S&P reaffirmed Ukraine’s B+ foreign-currency debt rating, which is four steps below investment grade and ahead of only Belarus and Bosnia-Herzegovina in eastern Europe. The move means S&P is more likely to lower Ukraine’s rating than leave it unchanged or raise it.
The outlook reflects “increased risks regarding Ukraine’s significant fiscal and external refinancing needs,” S&P analysts Trevor Cullinan and Ivan Morozov in New York said today in an e-mailed statement. Its ratings are constrained by “the government’s unwillingness to make further structural improvements to the public finances” as well as “highly leveraged” banks with “considerable nonperforming loans.”
Ukraine’s $15.6 billion International Monetary Fund bailout has been on hold for a year as the government refuses to raise household natural-gas costs to narrow the budget deficit. Instead, the former Soviet republic is seeking to reduce the price it pays Russia for the fuel by about a third. So far, state-run OAO Gazprom has offered a 10 percent discount.
The yield on Ukraine’s dollar bonds due 2013 rose 55 basis points to 8.119 percent, the highest level since March 1, as of 4:56 p.m. in Kiev, data compiled by Bloomberg show.
Ukraine wants to restructure $3 billion of debt repayments to the IMF due this year, First Deputy Economy Minister Vadym Kopylov said today. The country needs $11.9 billion to service its debt in 2012, the Finance Ministry said last month.

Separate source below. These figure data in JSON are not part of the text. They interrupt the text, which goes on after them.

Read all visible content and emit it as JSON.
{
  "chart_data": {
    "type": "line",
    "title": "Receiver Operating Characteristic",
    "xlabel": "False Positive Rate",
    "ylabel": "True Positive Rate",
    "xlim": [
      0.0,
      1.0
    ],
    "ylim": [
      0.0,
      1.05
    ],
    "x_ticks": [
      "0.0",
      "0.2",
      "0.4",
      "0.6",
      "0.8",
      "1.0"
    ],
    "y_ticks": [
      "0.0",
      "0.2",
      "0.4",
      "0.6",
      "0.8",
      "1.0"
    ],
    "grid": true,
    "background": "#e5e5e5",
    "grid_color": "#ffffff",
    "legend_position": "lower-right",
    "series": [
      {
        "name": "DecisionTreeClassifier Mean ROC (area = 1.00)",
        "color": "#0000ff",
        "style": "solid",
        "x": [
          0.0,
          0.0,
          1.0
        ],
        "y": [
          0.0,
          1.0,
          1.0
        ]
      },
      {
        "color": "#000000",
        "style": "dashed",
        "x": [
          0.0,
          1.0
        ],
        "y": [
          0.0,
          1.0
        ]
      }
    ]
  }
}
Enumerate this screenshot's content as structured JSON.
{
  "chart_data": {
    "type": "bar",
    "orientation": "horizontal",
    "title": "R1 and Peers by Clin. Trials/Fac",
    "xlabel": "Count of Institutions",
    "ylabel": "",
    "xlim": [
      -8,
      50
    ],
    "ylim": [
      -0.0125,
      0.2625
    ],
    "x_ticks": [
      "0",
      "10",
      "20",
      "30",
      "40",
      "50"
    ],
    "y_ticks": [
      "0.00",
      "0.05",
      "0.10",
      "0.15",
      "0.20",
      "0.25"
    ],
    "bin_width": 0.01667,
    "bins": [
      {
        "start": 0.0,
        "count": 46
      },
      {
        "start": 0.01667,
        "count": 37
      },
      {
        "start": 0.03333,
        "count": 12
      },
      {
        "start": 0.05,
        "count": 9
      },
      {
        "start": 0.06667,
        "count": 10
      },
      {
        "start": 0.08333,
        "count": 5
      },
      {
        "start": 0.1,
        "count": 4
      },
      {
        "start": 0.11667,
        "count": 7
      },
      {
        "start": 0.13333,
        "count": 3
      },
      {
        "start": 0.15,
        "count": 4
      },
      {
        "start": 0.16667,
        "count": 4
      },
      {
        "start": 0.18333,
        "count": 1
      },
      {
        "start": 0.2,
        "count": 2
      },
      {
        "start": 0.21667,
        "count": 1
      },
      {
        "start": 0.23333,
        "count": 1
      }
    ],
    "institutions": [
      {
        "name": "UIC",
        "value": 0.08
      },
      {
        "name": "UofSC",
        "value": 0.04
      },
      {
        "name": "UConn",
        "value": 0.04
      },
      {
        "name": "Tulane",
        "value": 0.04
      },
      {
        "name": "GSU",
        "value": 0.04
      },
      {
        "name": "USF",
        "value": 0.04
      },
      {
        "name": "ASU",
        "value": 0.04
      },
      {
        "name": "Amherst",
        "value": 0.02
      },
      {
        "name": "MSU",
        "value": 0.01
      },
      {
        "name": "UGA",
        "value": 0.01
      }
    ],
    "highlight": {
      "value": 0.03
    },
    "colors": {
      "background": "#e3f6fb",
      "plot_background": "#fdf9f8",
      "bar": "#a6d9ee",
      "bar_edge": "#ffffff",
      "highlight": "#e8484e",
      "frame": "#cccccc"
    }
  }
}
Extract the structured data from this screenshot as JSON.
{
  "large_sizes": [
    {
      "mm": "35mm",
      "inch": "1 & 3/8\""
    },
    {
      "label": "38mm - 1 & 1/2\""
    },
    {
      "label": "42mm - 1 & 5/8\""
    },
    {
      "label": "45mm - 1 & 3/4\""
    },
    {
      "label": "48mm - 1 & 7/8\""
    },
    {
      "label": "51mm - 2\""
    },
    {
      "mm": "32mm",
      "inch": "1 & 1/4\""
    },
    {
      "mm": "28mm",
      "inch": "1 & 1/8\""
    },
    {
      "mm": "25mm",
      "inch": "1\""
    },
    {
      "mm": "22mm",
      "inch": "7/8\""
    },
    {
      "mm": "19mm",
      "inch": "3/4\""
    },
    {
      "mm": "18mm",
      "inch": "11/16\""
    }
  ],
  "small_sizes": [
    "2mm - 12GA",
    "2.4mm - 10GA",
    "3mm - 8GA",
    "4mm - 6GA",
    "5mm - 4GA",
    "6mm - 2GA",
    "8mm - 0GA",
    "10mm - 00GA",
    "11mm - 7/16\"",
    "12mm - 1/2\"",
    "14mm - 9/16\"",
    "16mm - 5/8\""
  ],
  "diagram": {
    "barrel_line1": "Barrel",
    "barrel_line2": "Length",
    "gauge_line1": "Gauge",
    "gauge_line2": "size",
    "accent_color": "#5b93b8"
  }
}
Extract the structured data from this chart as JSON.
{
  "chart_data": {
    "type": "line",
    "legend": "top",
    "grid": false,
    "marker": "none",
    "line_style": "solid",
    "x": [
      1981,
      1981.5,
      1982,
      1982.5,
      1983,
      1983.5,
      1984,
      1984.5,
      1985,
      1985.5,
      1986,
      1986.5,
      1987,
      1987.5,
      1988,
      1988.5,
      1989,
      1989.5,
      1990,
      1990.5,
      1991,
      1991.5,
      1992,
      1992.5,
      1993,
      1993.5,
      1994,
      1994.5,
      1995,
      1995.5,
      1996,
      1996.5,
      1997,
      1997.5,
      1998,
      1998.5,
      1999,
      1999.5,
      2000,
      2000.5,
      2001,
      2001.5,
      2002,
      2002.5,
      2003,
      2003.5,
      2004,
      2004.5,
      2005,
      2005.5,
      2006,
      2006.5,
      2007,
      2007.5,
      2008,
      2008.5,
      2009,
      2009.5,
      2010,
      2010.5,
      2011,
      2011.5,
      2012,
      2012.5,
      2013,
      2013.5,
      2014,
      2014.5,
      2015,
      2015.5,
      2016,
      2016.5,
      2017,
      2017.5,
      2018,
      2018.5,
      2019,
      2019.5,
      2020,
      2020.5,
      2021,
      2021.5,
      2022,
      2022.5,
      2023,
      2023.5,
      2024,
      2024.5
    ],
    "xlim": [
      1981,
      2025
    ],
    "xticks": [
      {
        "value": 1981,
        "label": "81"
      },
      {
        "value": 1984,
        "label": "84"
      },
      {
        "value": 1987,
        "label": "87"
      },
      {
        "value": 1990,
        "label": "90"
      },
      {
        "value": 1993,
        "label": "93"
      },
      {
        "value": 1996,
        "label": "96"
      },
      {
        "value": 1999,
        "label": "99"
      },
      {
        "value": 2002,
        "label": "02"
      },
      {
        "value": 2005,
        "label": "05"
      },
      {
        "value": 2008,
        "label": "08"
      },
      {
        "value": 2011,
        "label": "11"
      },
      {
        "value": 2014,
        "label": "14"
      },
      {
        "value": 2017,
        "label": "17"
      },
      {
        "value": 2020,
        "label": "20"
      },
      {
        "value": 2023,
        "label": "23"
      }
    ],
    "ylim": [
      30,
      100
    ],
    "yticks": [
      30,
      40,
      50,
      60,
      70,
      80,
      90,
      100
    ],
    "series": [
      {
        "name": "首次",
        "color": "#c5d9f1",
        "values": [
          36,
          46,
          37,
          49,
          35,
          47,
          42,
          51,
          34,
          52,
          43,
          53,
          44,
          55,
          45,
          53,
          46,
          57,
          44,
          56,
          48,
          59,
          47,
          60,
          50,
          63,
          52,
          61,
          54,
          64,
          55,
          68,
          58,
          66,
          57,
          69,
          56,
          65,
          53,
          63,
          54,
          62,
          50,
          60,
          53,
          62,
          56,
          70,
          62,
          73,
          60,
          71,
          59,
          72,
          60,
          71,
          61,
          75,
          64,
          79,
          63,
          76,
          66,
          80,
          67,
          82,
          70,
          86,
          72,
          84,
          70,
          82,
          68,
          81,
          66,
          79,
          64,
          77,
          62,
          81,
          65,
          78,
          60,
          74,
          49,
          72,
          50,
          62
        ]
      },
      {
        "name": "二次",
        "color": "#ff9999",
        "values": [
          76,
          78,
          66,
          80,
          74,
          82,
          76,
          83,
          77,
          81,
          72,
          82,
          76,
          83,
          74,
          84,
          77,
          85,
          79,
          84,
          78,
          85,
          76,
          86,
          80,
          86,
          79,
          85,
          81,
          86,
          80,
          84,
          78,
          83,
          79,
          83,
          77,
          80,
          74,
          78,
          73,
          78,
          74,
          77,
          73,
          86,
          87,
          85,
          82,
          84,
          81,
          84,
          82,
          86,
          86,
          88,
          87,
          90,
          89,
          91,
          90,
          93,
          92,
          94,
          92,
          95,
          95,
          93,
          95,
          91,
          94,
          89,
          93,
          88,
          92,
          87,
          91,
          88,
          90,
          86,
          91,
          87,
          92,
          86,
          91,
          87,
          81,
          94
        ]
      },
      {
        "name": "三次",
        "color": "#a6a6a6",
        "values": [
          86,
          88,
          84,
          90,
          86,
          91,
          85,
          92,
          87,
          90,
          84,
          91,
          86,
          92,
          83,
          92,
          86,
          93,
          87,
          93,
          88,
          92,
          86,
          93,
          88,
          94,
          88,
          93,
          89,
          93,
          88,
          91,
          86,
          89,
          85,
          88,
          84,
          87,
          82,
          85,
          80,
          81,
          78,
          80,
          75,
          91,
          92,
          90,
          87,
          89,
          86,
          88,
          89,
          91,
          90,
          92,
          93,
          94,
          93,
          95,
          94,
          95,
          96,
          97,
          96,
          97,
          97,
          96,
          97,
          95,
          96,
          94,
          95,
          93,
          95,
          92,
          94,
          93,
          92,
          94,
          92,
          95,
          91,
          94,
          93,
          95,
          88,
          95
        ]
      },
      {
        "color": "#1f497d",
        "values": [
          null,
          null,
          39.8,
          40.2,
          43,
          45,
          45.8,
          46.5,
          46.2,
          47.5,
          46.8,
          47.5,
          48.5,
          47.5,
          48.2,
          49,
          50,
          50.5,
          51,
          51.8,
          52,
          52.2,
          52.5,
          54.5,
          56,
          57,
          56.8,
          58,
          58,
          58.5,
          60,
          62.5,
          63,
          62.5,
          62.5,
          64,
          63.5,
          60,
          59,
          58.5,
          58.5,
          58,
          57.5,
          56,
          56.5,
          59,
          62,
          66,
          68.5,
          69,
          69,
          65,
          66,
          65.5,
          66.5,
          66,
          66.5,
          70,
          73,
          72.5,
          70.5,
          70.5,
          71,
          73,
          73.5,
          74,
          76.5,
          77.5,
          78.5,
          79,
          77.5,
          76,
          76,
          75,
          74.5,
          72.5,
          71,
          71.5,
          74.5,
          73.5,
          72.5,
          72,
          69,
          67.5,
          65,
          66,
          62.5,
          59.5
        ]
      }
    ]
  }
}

Moody’s Investors Service cut Ukraine’s credit-rating outlook to negative from stable in December. Fitch Ratings downgraded its outlook to stable from positive in October.
S&P said it may revise Ukraine’s outlook back to stable if agreements were reached with either the IMF or Gazprom or both to improve external liquidity, access to international capital markets and the country’s balance of payments.
“Such a resolution could take place in the months following the parliamentary elections in October 2012, at which time we expect to review the ratings again,” S&P said.